When schools, families and communities work together, student outcomes are better and this is what DDSB is focusing on through this new initiative.
“The focus of the program is to develop better language skills as well as community involvement and engagement” says Erin Elmhurst, the DDSB Educational Officer for English as a Second Language and English Literacy Development. This summer initiative is unique as it is the first of its kind “we recognize there is a need to support our newcomer students with language development so that when they return to school in the fall, the skill gap is closed, they are better prepared and they can show who they are and really engage in learning fully” says Elmhurst.
Sejal Gajjar and Mariana Spena are classroom teachers for level A students who have entered the program with the least amount of English and literacy skills. “Since we have many beginner level students, the language acquisition strategies we use are more hands on” says Gajjar “we have our students practicing sight words through letter beading, stamps and playdough.
“:We also do guided reading and regular assessments to asses the students learning and we modify our lessons based on this information.
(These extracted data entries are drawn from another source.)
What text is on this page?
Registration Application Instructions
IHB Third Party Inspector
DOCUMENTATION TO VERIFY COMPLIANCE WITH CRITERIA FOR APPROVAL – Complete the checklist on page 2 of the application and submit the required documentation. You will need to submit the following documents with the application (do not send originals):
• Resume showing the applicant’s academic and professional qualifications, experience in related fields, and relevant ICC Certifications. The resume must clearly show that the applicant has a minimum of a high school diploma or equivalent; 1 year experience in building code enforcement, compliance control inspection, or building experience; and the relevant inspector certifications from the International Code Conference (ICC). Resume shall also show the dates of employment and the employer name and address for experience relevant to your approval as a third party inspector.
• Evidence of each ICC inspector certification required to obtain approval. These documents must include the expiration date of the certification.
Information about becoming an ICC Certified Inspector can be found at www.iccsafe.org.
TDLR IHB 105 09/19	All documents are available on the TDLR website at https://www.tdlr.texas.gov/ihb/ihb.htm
We always have the success of our students in mind.”
A lot of the learning in this room is play based “anything that kids think is a game and don’t realize that they are learning has been really beneficial for our students” says Spena “they pick up on it really quickly. We have board games that teach basic numeracy such as adding and subtraction.”
Jana Srajeldin is a high school student assisting in the level A room. She is fluent in Arabic and French and has really bonded with Arabic and French speaking students in the program.
Elmhurst explains how parent engagement is a large focus of the program as well “we have a program called Welcome Wednesday where parents are encouraged to come in all day long and participate in any part of the learning they’d like to engage in. They are also invited to our community events on days we go to the library, movies or bowling so it becomes a family experience. There are also weekly newsletters that go home at the end of the week sharing what the students are doing throughout the day and to remind them about Welcome Wednesdays”
Elmhurst is hoping this will be an annual program “I hope it’s an annual program, it’s extremely beneficial and the students absolutely love it. We’re going to measure our impact by looking at pre-imposed assessments and seeing the impact it had on students and then we look at if funding is available as well.”